I have thought for a long time about doing a planted setup or two.  Unfortunately (or fortunately depending on your opinion) I have increased my collection so rapidly and added such a variety of species that my focus has been on husbandry and practicing working with the tarantulas themselves.  I think this last year has gotten my tarantula skills to a point where I may be able to combine my love of gardening and tarantulas.  At this point I'm looking at setting up a planted viv without a tarantula.  Once I feel confident in my ability to maintain the enclosure properly and with minimal fuss I'll look at a tarantula for it.

Reactions: Like 1


----------



## Trenor (Jun 14, 2016)

I have seen some awesome looking enclosures both real and fake plants. So you have a lot of options regardless of which route you go. I wouldn't use live plants with slings as you have enough things to worry about keeping them alive without adding to the mix. I get a bit more elaborate as the reach juvie size but really only go to laying out a really nice looking enclosure when they are sub-adult/adult.  I only have a few sub-adult/adult tarantulas so right now would be a good time to try one. However, the ease of a well laid out fake plant enclosure is too compelling for me. All the plants stay green year around. Placing the plants are easy, if something is too big you can prune it up, cut off what you need, or hot glue stuff like it's going out of style. After doing some or even all of these things my fake plants still look good. I don't have to use grow lights so my tarantula selection for the enclosure isn't as limited. 
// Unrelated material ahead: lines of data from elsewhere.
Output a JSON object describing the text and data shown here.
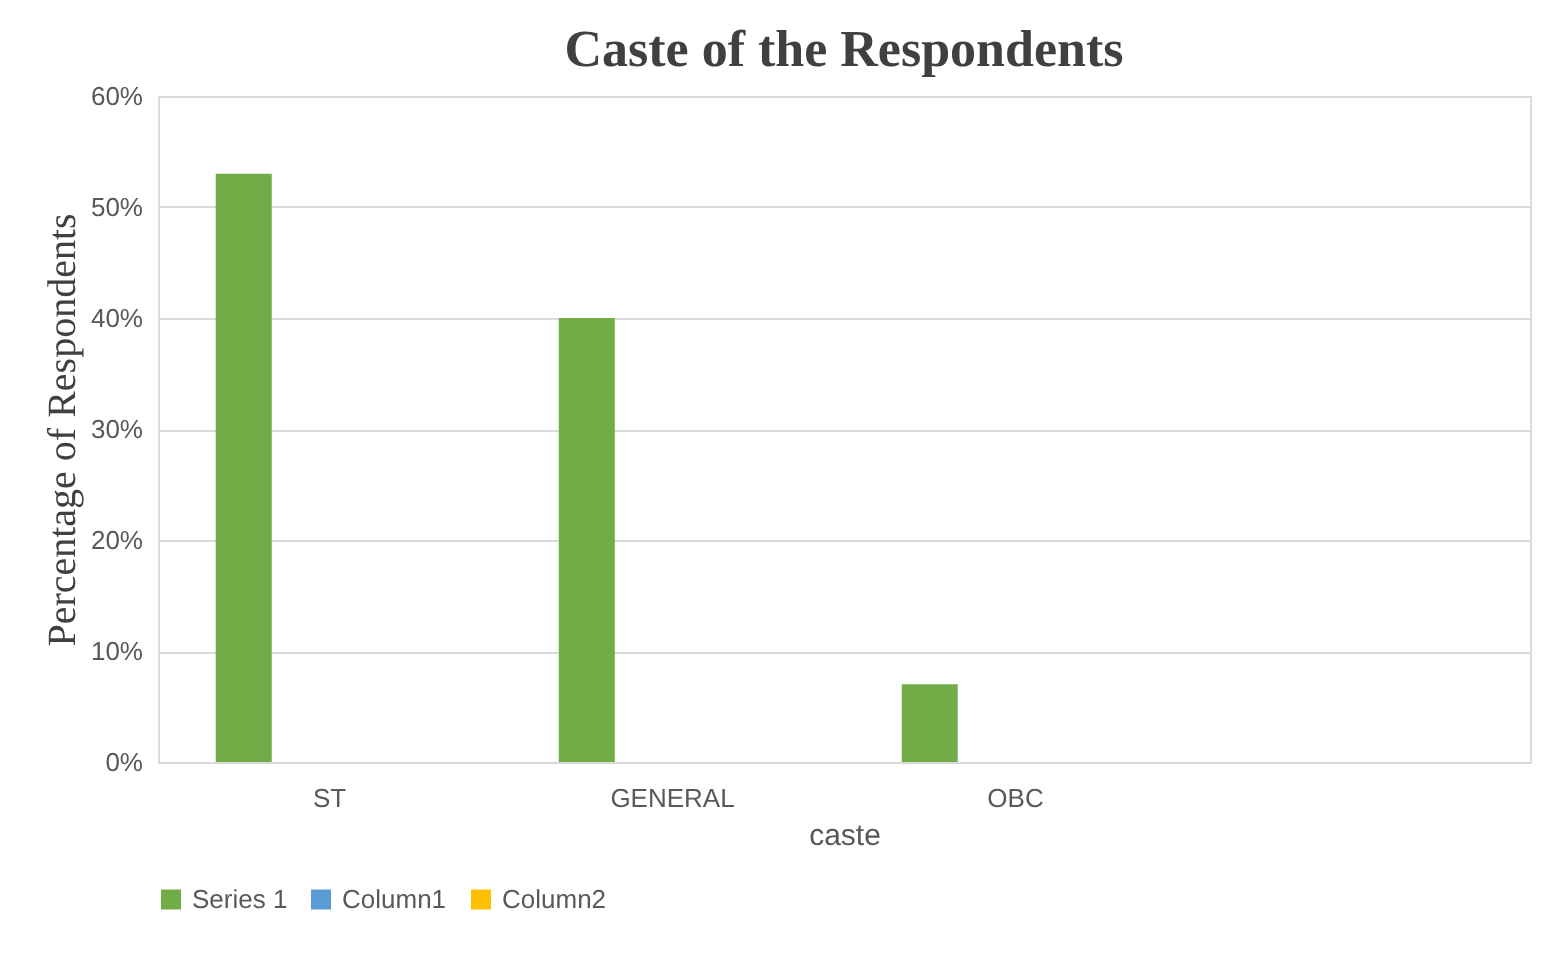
{
  "chart_data": {
    "type": "bar",
    "title": "Caste of the Respondents",
    "xlabel": "caste",
    "ylabel": "Percentage of Respondents",
    "categories": [
      "ST",
      "GENERAL",
      "OBC",
      null
    ],
    "series": [
      {
        "name": "Series 1",
        "color": "#70ad47",
        "values": [
          53,
          40,
          7,
          null
        ]
      },
      {
        "name": "Column1",
        "color": "#5b9bd5",
        "values": [
          null,
          null,
          null,
          null
        ]
      },
      {
        "name": "Column2",
        "color": "#ffc000",
        "values": [
          null,
          null,
          null,
          null
        ]
      }
    ],
    "ylim": [
      0,
      60
    ],
    "yticks": [
      {
        "value": 0,
        "label": "0%"
      },
      {
        "value": 10,
        "label": "10%"
      },
      {
        "value": 20,
        "label": "20%"
      },
      {
        "value": 30,
        "label": "30%"
      },
      {
        "value": 40,
        "label": "40%"
      },
      {
        "value": 50,
        "label": "50%"
      },
      {
        "value": 60,
        "label": "60%"
      }
    ],
    "grid": "y",
    "legend": "bottom"
  }
}
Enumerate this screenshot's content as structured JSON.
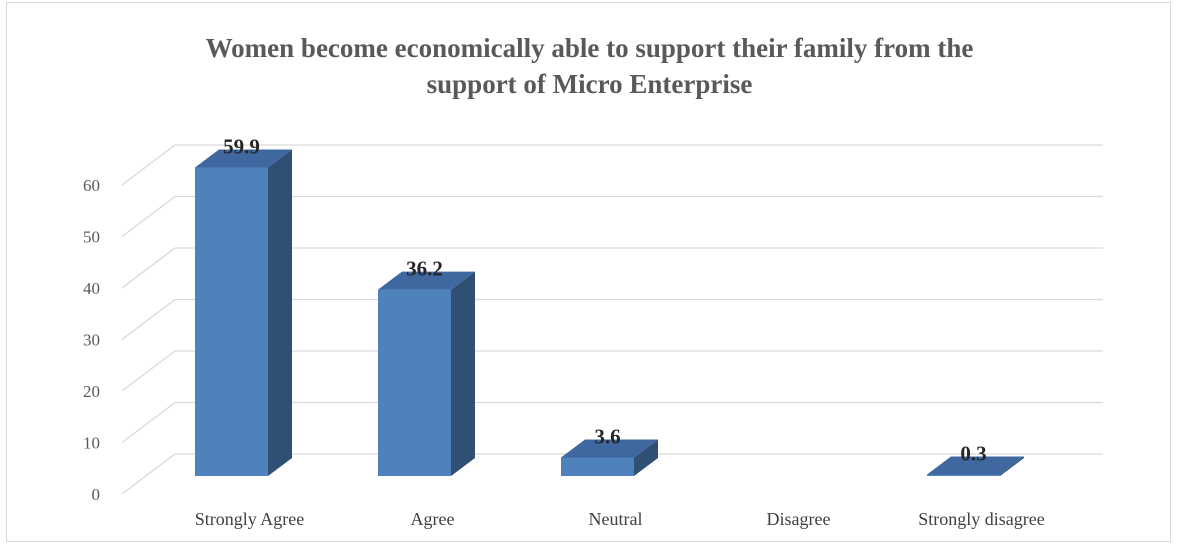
{
  "chart_data": {
    "type": "bar",
    "title_lines": [
      "Women become economically able to support their family from the",
      "support of Micro Enterprise"
    ],
    "categories": [
      "Strongly Agree",
      "Agree",
      "Neutral",
      "Disagree",
      "Strongly disagree"
    ],
    "values": [
      59.9,
      36.2,
      3.6,
      null,
      0.3
    ],
    "data_labels": [
      "59.9",
      "36.2",
      "3.6",
      "",
      "0.3"
    ],
    "ylim": [
      0,
      60
    ],
    "yticks": [
      0,
      10,
      20,
      30,
      40,
      50,
      60
    ],
    "grid": true,
    "three_d": true,
    "legend": "none",
    "xlabel": "",
    "ylabel": ""
  },
  "colors": {
    "bar_front": "#4f81bd",
    "bar_side": "#2f4f75",
    "bar_top": "#3f68a0",
    "gridline": "#d9d9d9",
    "text": "#595959"
  }
}
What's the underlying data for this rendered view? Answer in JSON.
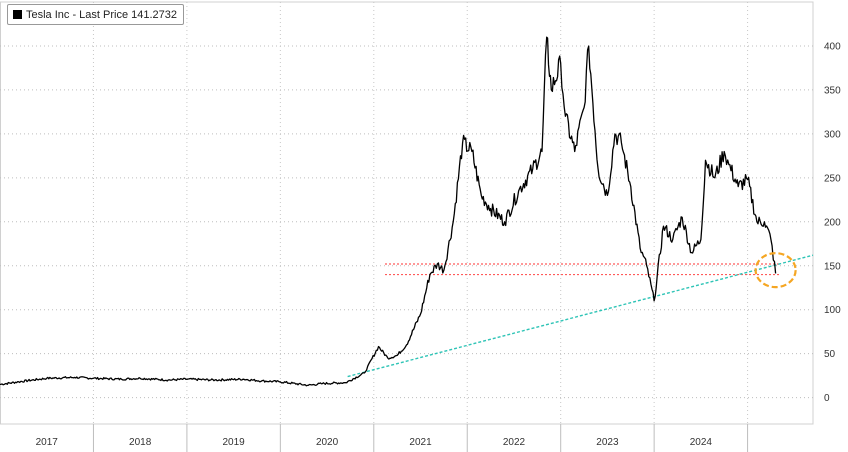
{
  "chart_data": {
    "type": "line",
    "title": "",
    "xlabel": "",
    "ylabel": "",
    "ylim": [
      -30,
      450
    ],
    "y_ticks": [
      0,
      50,
      100,
      150,
      200,
      250,
      300,
      350,
      400
    ],
    "x_tick_labels": [
      "2017",
      "2018",
      "2019",
      "2020",
      "2021",
      "2022",
      "2023",
      "2024"
    ],
    "grid": true,
    "legend_position": "top-left",
    "legend": "Tesla Inc - Last Price 141.2732",
    "colors": {
      "price": "#000000",
      "trendline": "#2ec4b6",
      "support": "#ff5a5a",
      "highlight": "#f5a623"
    },
    "series": [
      {
        "name": "Tesla Inc - Last Price",
        "x": [
          2016.0,
          2016.2,
          2016.5,
          2016.8,
          2017.0,
          2017.3,
          2017.5,
          2017.8,
          2018.0,
          2018.3,
          2018.6,
          2018.8,
          2019.0,
          2019.3,
          2019.45,
          2019.7,
          2019.9,
          2020.05,
          2020.15,
          2020.25,
          2020.35,
          2020.5,
          2020.6,
          2020.68,
          2020.75,
          2020.85,
          2020.95,
          2021.05,
          2021.15,
          2021.25,
          2021.4,
          2021.55,
          2021.7,
          2021.8,
          2021.85,
          2021.9,
          2022.0,
          2022.05,
          2022.15,
          2022.25,
          2022.3,
          2022.4,
          2022.5,
          2022.58,
          2022.65,
          2022.75,
          2022.85,
          2022.92,
          2023.0,
          2023.1,
          2023.2,
          2023.3,
          2023.4,
          2023.5,
          2023.55,
          2023.65,
          2023.75,
          2023.8,
          2023.9,
          2024.0,
          2024.1,
          2024.18,
          2024.25,
          2024.3
        ],
        "y": [
          15,
          18,
          22,
          23,
          22,
          21,
          22,
          20,
          21,
          20,
          21,
          19,
          18,
          14,
          16,
          17,
          28,
          58,
          45,
          48,
          60,
          95,
          140,
          152,
          145,
          200,
          290,
          280,
          230,
          215,
          200,
          235,
          260,
          280,
          410,
          350,
          380,
          320,
          280,
          330,
          400,
          260,
          230,
          300,
          290,
          240,
          170,
          150,
          110,
          195,
          180,
          205,
          165,
          180,
          270,
          250,
          280,
          265,
          240,
          248,
          200,
          200,
          180,
          141.2732
        ]
      }
    ],
    "annotations": {
      "trendline": {
        "x": [
          2019.72,
          2024.7
        ],
        "y": [
          24,
          162
        ]
      },
      "support_lines": [
        152,
        140
      ],
      "highlight_circle": {
        "x": 2024.3,
        "y": 145
      }
    }
  }
}
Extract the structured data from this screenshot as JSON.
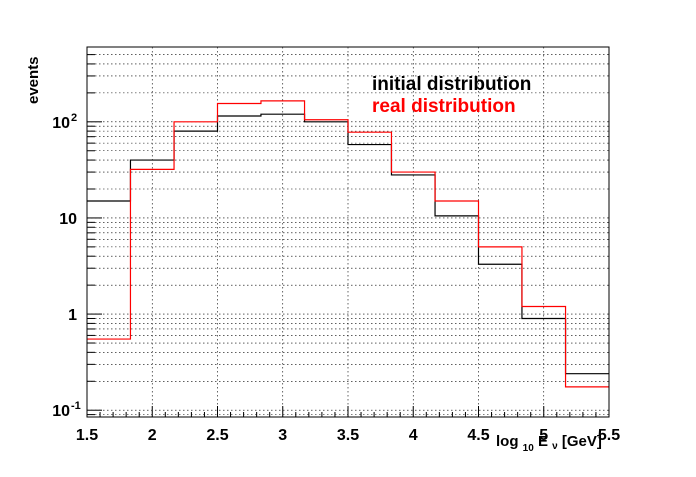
{
  "chart_data": {
    "type": "histogram-step",
    "xlabel_main": "log",
    "xlabel_sub": "10",
    "xlabel_rest": " E",
    "xlabel_nu": "ν",
    "xlabel_unit": " [GeV]",
    "ylabel": "events",
    "xlim": [
      1.5,
      5.5
    ],
    "ylim": [
      0.085,
      600
    ],
    "yscale": "log",
    "grid": true,
    "legend_position": "top-center",
    "x_ticks": [
      {
        "value": 1.5,
        "label": "1.5"
      },
      {
        "value": 2,
        "label": "2"
      },
      {
        "value": 2.5,
        "label": "2.5"
      },
      {
        "value": 3,
        "label": "3"
      },
      {
        "value": 3.5,
        "label": "3.5"
      },
      {
        "value": 4,
        "label": "4"
      },
      {
        "value": 4.5,
        "label": "4.5"
      },
      {
        "value": 5,
        "label": "5"
      },
      {
        "value": 5.5,
        "label": "5.5"
      }
    ],
    "y_ticks": [
      {
        "value": 0.1,
        "base": "10",
        "exp": "-1"
      },
      {
        "value": 1,
        "base": "1",
        "exp": ""
      },
      {
        "value": 10,
        "base": "10",
        "exp": ""
      },
      {
        "value": 100,
        "base": "10",
        "exp": "2"
      }
    ],
    "bin_edges": [
      1.5,
      1.833,
      2.167,
      2.5,
      2.833,
      3.167,
      3.5,
      3.833,
      4.167,
      4.5,
      4.833,
      5.167,
      5.5
    ],
    "series": [
      {
        "name": "initial distribution",
        "color": "#000000",
        "values": [
          15,
          40,
          80,
          115,
          120,
          100,
          58,
          28,
          10.5,
          3.3,
          0.9,
          0.24
        ]
      },
      {
        "name": "real distribution",
        "color": "#ff0000",
        "values": [
          0.55,
          32,
          100,
          155,
          165,
          105,
          78,
          30,
          15,
          5,
          1.2,
          0.175
        ]
      }
    ]
  }
}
I like to grow things and I like keeping tarantulas. I'm just not sure I'd like mixing the two.


----------



## TomKemp (Jun 15, 2016)

I used to keep live plants in some of my set ups because I enjoy keeping plants and it looks great of course, But 10 out of 10 times my T's could care less about that stuff. They either dig them up or literally web them to death. I'm all about fake plants at this point.

Reactions: Funny 1


----------